Der Name der am 7. Februar 2005 erschossenen Hatun Sürücü steht am 07.02.2015 in Berlin auf einem Gedenkstein.
Der Name der am 7. Februar 2005 erschossenen Hatun Sürücü steht am 07.02.2015 in Berlin auf einem Gedenkstein.
© Lukas Schulze/dpa

Zeichen setzen gegen Gewalt an Frauen und Mädchen

In Berlin arbeite der Senat daran, dass Hilfssystem für Mädchen und Frauen in der Stadt zu verbessern. „Wir wollen, dass jede von Gewalt betroffene Frau Hilfe erhält und haben dafür in den kommenden zwei Jahren über 34 Millionen Euro in den Haushalt eingestellt“, sagte Kalayci.

An der Stelle, an der Hatun Sürücü ermordet wurde, steht heute ein Gedenkstein.
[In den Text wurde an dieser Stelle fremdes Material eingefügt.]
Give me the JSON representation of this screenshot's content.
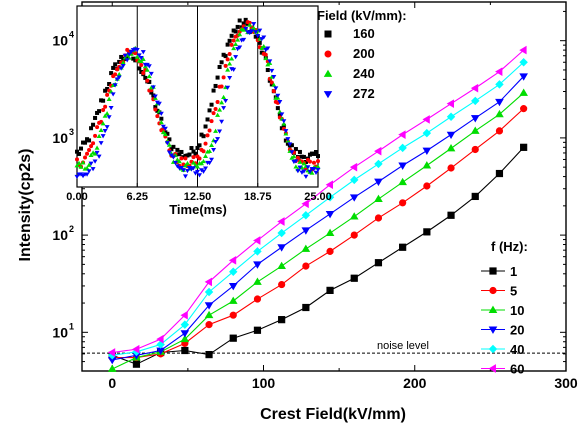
{
  "chart_data": [
    {
      "type": "line",
      "xlabel": "Crest Field(kV/mm)",
      "ylabel": "Intensity(cp2s)",
      "xlim": [
        -20,
        300
      ],
      "ylim": [
        4,
        25000
      ],
      "yscale": "log",
      "x_ticks": [
        0,
        100,
        200,
        300
      ],
      "x_tick_labels": [
        "0",
        "100",
        "200",
        "300"
      ],
      "y_ticks": [
        10,
        100,
        1000,
        10000
      ],
      "y_tick_labels": [
        "10",
        "10",
        "10",
        "10"
      ],
      "y_tick_exponents": [
        "1",
        "2",
        "3",
        "4"
      ],
      "legend_title": "f (Hz):",
      "legend_position": "right",
      "annotation": "noise level",
      "noise_level": 6.1,
      "x": [
        0,
        16,
        32,
        48,
        64,
        80,
        96,
        112,
        128,
        144,
        160,
        176,
        192,
        208,
        224,
        240,
        256,
        272
      ],
      "series": [
        {
          "name": "1",
          "color": "#000000",
          "marker": "square",
          "values": [
            5.8,
            4.7,
            6.2,
            6.5,
            5.9,
            8.7,
            10.5,
            13.5,
            18,
            27,
            36,
            52,
            75,
            108,
            160,
            250,
            430,
            800
          ]
        },
        {
          "name": "5",
          "color": "#ff0000",
          "marker": "circle",
          "values": [
            5.5,
            5.5,
            6.0,
            7.7,
            12,
            15,
            22,
            31,
            48,
            68,
            100,
            150,
            215,
            320,
            490,
            760,
            1180,
            2000
          ]
        },
        {
          "name": "10",
          "color": "#00dd00",
          "marker": "triangle-up",
          "values": [
            4.2,
            5.5,
            6.3,
            8.5,
            15,
            21,
            33,
            48,
            72,
            105,
            155,
            235,
            350,
            520,
            780,
            1180,
            1750,
            2900
          ]
        },
        {
          "name": "20",
          "color": "#0000ff",
          "marker": "triangle-down",
          "values": [
            5.2,
            5.8,
            6.5,
            9.8,
            19,
            30,
            50,
            75,
            112,
            165,
            245,
            355,
            520,
            740,
            1080,
            1600,
            2350,
            4300
          ]
        },
        {
          "name": "40",
          "color": "#00ffff",
          "marker": "diamond",
          "values": [
            5.8,
            6.3,
            7.5,
            12,
            26,
            42,
            68,
            105,
            160,
            245,
            370,
            540,
            790,
            1120,
            1650,
            2400,
            3550,
            6000
          ]
        },
        {
          "name": "60",
          "color": "#ff00ff",
          "marker": "triangle-left",
          "values": [
            6.2,
            6.7,
            8.5,
            15,
            33,
            55,
            88,
            138,
            210,
            330,
            500,
            730,
            1080,
            1550,
            2250,
            3250,
            4800,
            8000
          ]
        }
      ]
    },
    {
      "type": "line",
      "xlabel": "Time(ms)",
      "ylabel": "",
      "xlim": [
        0,
        25
      ],
      "ylim": [
        300,
        13000
      ],
      "yscale": "log",
      "x_ticks": [
        0,
        6.25,
        12.5,
        18.75,
        25
      ],
      "x_tick_labels": [
        "0.00",
        "6.25",
        "12.50",
        "18.75",
        "25.00"
      ],
      "vertical_lines": [
        6.25,
        12.5,
        18.75
      ],
      "legend_title": "Field (kV/mm):",
      "legend_position": "top-right",
      "series": [
        {
          "name": "160",
          "color": "#000000",
          "marker": "square",
          "base": 560,
          "peaks": [
            [
              5.3,
              4600,
              2.5
            ],
            [
              17.3,
              9000,
              2.4
            ]
          ]
        },
        {
          "name": "200",
          "color": "#ff0000",
          "marker": "circle",
          "base": 480,
          "peaks": [
            [
              5.5,
              4800,
              2.3
            ],
            [
              17.6,
              8500,
              2.3
            ]
          ]
        },
        {
          "name": "240",
          "color": "#00dd00",
          "marker": "triangle-up",
          "base": 440,
          "peaks": [
            [
              5.8,
              5000,
              2.2
            ],
            [
              17.9,
              8200,
              2.2
            ]
          ]
        },
        {
          "name": "272",
          "color": "#0000ff",
          "marker": "triangle-down",
          "base": 410,
          "peaks": [
            [
              6.0,
              5400,
              2.1
            ],
            [
              18.2,
              8400,
              2.1
            ]
          ]
        }
      ]
    }
  ]
}
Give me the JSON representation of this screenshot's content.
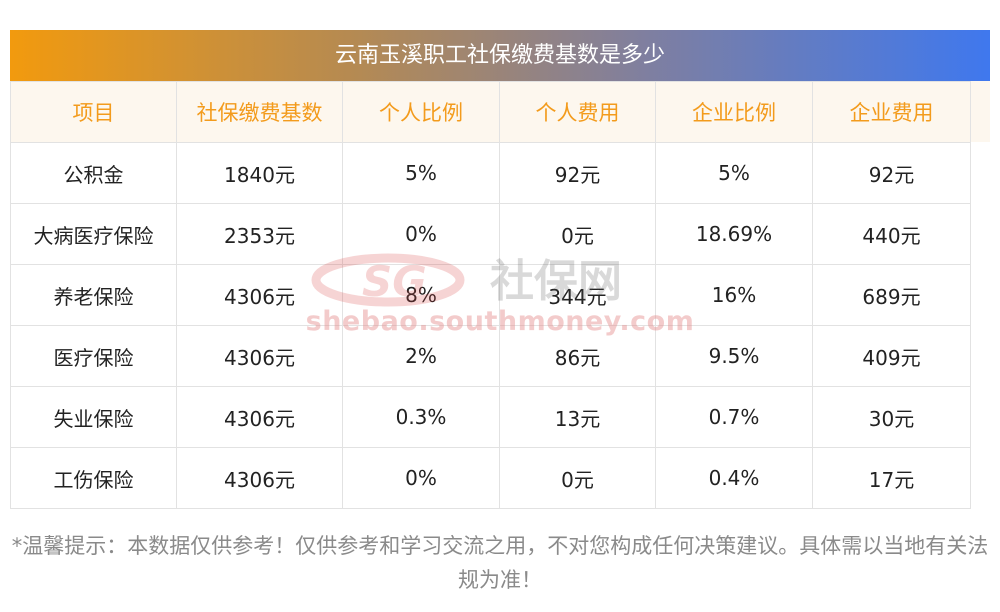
{
  "title": "云南玉溪职工社保缴费基数是多少",
  "columns": [
    "项目",
    "社保缴费基数",
    "个人比例",
    "个人费用",
    "企业比例",
    "企业费用"
  ],
  "rows": [
    [
      "公积金",
      "1840元",
      "5%",
      "92元",
      "5%",
      "92元"
    ],
    [
      "大病医疗保险",
      "2353元",
      "0%",
      "0元",
      "18.69%",
      "440元"
    ],
    [
      "养老保险",
      "4306元",
      "8%",
      "344元",
      "16%",
      "689元"
    ],
    [
      "医疗保险",
      "4306元",
      "2%",
      "86元",
      "9.5%",
      "409元"
    ],
    [
      "失业保险",
      "4306元",
      "0.3%",
      "13元",
      "0.7%",
      "30元"
    ],
    [
      "工伤保险",
      "4306元",
      "0%",
      "0元",
      "0.4%",
      "17元"
    ]
  ],
  "watermark": {
    "logo_text": "SG",
    "brand": "社保网",
    "url": "shebao.southmoney.com"
  },
  "notice": "*温馨提示：本数据仅供参考！仅供参考和学习交流之用，不对您构成任何决策建议。具体需以当地有关法规为准！",
  "colors": {
    "header_text": "#f39b1c",
    "header_bg": "#fdf7ee",
    "title_gradient": [
      "#f29a0e",
      "#3f78ee"
    ],
    "watermark": "#d94040"
  }
}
An diesem Freitag findet dort, am Oberlandgarten 1/ Ecke Oberlandstraße, eine öffentliche Gedenkveranstaltung statt. Die Bezirksbürgermeister von Tempelhof-Schöneberg und Neukölln, Angelika Schöttler und Martin Hikel (beide SPD), werden um 14 Uhr Kränze niederlegen.

Im Rathaus Schöneberg ist um 18 Uhr die Veranstaltung „Ein Zeichen setzen für Frauen*- und Mädchen*rechte und ein selbstbestimmtes Leben“ geplant, die Terre des Femmes gemeinsam mit dem Arbeitskreis gegen Zwangsverheiratung organisiert.

Vor dem Rathaus Neukölln wird eine Fahne gehisst, die sich für ein selbstbestimmtes Leben und gegen Gewalt an Frauen und Mädchen ausspricht. Wehen soll die Fahne bis zum 14. Februar, dem weltweiten Aktionstag gegen Gewalt an Frauen und Mädchen.